Les faibles taux d’imposition dans certains pays européens sont illustrés par l’exemple des multinationales allemandes. Au nombre de 387 en 2018, elles ont réalisé 192 milliards de dollars de bénéfices et payé 24,8 milliards de dollars d’impôts dans leur pays d’origine, soit un taux moyen de 12,9 pour cent. Mais ces mêmes entreprises ont réalisé aux Pays-Bas près de 30 milliards de dollars de bénéfices sur lesquels elles ont acquitté 1,2 milliard d’impôts, soit à peine quatre pour cent. La Suisse (8,2 milliards de profits pour 886 millions d’impôts, soit un taux de 10,8 pour cent) et l’Irlande (7,5 milliards de profits et 253 millions d’impôts, soit 3,4 pour cent) étaient les autres pays de prédilection pour domicilier les bénéfices. Mais le Luxembourg attirait aussi beaucoup les multinationales allemandes qui y ont déclaré 7,9 milliards de profits et payé 432 millions d’impôts, soit un taux de 5,47 pour cent. Les 232 multinationales françaises présentaient une configuration voisine, avec une prédilection pour la Suisse, suivie des Pays-Bas, l’Irlande arrivant loin derrière.
Mais, bien entendu, ce sont les États-Unis qui disposent du plus grand nombre de multinationales avec un total 1 600 entités.

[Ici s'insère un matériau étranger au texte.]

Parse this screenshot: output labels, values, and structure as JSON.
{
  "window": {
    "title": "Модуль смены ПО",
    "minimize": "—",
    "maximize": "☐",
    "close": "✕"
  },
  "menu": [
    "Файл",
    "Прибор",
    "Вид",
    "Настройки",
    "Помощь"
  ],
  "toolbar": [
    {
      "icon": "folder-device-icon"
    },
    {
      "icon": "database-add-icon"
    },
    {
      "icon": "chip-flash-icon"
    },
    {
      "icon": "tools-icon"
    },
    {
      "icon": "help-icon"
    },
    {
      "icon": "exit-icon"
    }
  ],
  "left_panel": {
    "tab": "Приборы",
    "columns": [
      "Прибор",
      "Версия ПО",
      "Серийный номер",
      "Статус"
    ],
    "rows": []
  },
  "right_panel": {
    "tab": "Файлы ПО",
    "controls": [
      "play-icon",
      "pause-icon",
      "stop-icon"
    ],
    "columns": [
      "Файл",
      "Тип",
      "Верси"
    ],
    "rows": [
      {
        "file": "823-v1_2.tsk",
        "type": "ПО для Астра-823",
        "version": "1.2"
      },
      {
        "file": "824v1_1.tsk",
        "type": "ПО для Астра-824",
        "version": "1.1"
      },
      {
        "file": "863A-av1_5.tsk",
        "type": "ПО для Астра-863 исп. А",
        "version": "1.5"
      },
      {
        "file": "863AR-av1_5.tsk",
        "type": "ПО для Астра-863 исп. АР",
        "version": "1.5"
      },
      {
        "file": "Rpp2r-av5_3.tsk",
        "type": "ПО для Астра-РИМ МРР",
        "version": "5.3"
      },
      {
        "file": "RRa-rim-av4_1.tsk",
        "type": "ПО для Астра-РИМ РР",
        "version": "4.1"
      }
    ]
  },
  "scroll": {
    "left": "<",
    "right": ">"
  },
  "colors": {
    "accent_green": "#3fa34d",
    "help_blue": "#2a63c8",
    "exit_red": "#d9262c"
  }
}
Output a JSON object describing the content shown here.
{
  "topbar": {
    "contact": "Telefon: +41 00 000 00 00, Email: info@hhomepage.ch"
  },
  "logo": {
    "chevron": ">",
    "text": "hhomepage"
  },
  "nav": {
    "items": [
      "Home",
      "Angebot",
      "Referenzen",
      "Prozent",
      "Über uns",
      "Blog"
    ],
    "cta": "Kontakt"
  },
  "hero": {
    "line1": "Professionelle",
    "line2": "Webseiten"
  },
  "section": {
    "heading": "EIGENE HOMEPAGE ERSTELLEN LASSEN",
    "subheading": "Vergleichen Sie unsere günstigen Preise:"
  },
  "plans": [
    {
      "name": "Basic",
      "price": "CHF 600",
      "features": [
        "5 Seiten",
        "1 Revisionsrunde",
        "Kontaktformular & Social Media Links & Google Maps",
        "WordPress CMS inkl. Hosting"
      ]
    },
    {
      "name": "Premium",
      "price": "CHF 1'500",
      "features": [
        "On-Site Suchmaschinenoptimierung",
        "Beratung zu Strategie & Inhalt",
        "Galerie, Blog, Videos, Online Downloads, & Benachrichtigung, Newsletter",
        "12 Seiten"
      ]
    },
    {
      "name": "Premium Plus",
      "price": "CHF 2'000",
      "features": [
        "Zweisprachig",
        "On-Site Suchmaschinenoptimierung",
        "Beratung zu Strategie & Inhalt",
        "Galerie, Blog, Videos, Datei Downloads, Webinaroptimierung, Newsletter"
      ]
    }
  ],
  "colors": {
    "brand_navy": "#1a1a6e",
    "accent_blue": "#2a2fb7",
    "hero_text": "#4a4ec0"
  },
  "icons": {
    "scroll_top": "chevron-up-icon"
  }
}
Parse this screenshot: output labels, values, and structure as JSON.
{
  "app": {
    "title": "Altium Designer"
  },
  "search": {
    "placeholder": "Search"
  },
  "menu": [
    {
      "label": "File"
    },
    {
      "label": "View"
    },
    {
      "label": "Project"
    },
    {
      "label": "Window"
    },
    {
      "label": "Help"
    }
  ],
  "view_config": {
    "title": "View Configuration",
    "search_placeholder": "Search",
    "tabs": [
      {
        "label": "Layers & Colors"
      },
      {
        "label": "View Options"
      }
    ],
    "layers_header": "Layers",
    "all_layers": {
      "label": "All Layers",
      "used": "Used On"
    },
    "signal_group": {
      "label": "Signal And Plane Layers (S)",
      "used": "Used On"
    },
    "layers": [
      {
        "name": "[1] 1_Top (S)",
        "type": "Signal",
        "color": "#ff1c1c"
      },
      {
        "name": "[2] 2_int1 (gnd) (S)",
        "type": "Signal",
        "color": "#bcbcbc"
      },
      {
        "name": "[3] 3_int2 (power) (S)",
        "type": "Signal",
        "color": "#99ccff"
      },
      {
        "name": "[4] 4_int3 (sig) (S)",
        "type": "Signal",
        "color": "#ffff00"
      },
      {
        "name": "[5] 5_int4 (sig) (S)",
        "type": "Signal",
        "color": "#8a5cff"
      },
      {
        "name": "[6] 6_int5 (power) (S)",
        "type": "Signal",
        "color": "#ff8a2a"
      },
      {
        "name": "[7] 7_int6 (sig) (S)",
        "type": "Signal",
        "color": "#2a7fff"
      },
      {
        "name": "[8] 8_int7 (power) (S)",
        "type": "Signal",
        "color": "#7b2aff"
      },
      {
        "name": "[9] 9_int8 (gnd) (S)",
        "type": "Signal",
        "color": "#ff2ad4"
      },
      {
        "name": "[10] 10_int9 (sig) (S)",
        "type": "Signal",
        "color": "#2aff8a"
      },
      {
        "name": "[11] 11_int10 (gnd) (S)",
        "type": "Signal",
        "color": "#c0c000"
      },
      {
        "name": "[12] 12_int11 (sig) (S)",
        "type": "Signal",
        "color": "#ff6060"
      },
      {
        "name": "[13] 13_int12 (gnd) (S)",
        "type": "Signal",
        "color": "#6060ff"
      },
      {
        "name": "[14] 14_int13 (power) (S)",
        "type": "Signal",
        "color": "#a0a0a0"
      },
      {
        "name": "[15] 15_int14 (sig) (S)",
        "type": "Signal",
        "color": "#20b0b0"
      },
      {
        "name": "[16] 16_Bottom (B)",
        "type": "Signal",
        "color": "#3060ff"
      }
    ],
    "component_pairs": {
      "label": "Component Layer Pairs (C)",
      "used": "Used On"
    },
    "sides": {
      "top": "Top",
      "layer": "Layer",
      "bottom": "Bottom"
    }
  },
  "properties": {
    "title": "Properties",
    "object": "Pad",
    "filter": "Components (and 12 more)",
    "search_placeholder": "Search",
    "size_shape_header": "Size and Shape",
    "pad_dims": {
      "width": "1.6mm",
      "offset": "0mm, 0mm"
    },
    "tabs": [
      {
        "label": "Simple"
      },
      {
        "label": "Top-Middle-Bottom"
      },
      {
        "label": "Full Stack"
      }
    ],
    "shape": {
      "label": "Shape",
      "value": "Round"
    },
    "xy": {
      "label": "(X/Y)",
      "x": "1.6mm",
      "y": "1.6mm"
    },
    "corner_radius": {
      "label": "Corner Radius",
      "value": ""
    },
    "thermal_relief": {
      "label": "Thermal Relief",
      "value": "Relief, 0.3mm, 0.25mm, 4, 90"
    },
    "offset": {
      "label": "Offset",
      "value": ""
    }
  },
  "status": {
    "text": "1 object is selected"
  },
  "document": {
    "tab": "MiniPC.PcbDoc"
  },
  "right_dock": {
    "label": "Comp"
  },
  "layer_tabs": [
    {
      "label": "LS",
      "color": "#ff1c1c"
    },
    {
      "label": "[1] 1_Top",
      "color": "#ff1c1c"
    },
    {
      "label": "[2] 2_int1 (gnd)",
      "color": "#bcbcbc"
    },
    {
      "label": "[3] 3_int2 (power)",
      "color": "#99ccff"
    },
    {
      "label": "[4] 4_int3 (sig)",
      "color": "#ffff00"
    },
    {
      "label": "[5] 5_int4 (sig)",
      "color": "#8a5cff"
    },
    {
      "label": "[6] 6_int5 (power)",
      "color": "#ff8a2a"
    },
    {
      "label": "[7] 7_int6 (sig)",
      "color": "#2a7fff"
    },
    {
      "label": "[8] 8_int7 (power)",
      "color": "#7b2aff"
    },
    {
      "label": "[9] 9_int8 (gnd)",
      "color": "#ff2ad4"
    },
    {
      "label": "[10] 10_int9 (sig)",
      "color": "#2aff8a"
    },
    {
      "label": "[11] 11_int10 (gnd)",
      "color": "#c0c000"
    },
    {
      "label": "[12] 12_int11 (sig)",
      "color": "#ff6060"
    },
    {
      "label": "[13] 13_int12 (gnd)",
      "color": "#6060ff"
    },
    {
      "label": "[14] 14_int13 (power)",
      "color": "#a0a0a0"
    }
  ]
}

Leurs lieux préférés d’optimisation sont les Bermudes et les îles Caïmans, où elles ont logé en 2018 pour 147 milliards de dollars de profits qui y ont bénéficié en moyenne d’un taux d’imposition de… 0,55 pour cent. À ce compte l’Irlande, qui a recueilli 49 milliards de dollars de bénéfices rapportant un impôt de 7,9 milliards pour ses quelque 2 200 filiales de sociétés américaines, soit un taux moyen de 16,1 pour cent, fait figure d’enfer fiscal. En effet l’OCDE indique qu’aux États-Unis même, avec 1 500 milliards de dollars de profits et, à ce titre, 141 milliards de dollars d’impôts, le taux moyen était de 9,4 pour cent, soit nettement moins que l’objectif prévu dans le Pilier 2. En moyenne, le taux légal de l’impôt sur les sociétés appliqué dans l’ensemble des juridictions étudiées s’établissait à vingt pour cent en 2022.
Cette situation n’est plus tolérable selon l’OCDE qui, tout en se félicitant de la rapidité d’adaptation de l’UE, craint que les autres pays traînent des pieds. Par ailleurs l’organisation reconnaît les limites de ses calculs : l’optimisation fiscale des entreprises ne peut pas être analysée avec une seule année de statistiques, et une grande partie des données disponibles est trop agrégée pour permettre des enquêtes sur les « canaux d’érosion de la base fiscale et de transfert des bénéfices à l’étranger ». L’édition 2024 des statistiques de l’impôt sur les sociétés sera plus complète, promet-elle, mais elle ne concernera que l’année 2019 et de l’eau a coulé sous le ponts depuis.